Holly, Jordana, the neighbor, and others set the trap up, baited with food, again. This time they put Robbie, in a carrier, at the far end of the trap, so that the other kitten had go into the trap to reach him. They placed the recorder under a towel on top of Robbie’s carrier, hit play, and backed away to watch.
As he had done before, Robbie began talking to the recording. The sounds attracted the other kitten, who cautiously approached and retreated several times. After the recording ended, Robbie kept talking and the other kitten responded. Eventually, the kitten worked up his courage and entered the trap. At least that’s what the rescuers thought. It was too dark to see much but they heard what sounded like the trap door shutting. They advanced slowly and quietly and found the kitten relaxed and eating inside the trap.
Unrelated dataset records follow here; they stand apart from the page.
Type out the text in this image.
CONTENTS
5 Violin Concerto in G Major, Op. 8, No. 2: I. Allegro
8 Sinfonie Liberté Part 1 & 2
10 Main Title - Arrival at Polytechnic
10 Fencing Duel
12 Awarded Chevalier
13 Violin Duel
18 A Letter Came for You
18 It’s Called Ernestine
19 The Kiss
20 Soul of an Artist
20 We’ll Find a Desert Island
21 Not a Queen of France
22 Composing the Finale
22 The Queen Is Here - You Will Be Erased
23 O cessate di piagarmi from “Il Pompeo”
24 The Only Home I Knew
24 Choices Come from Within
The now-calm kitten, a tabby and white polydactyl fellow, spent the night in the bathroom of the woman who had initially heard him meowing. He had a thorough vet check the following day and received a good bill of health. It was also determined he was about four months old.
The woman decided to adopt the kitten, who she and Jordana have named Bug. As Jordana explains, “It’s for his darting movements, but also for the miniature-dinosaur-size water bugs that were everywhere we were standing at night!”
As for Robbie, he had been adopted prior to his stint as a rescuer, and he’s now in his forever home too.
In looking back, Holly thinks there’s a takeaway lesson here. “I think we should listen more to what cats are trying to tell us,” she says, suggesting that perhaps recordings will work in other rescue situations, such as using the recording of a cat in heat to attract and trap a non-neutered male. “The best thing about this rescue,” she adds, “is that it’s over! And that Bug got a home.”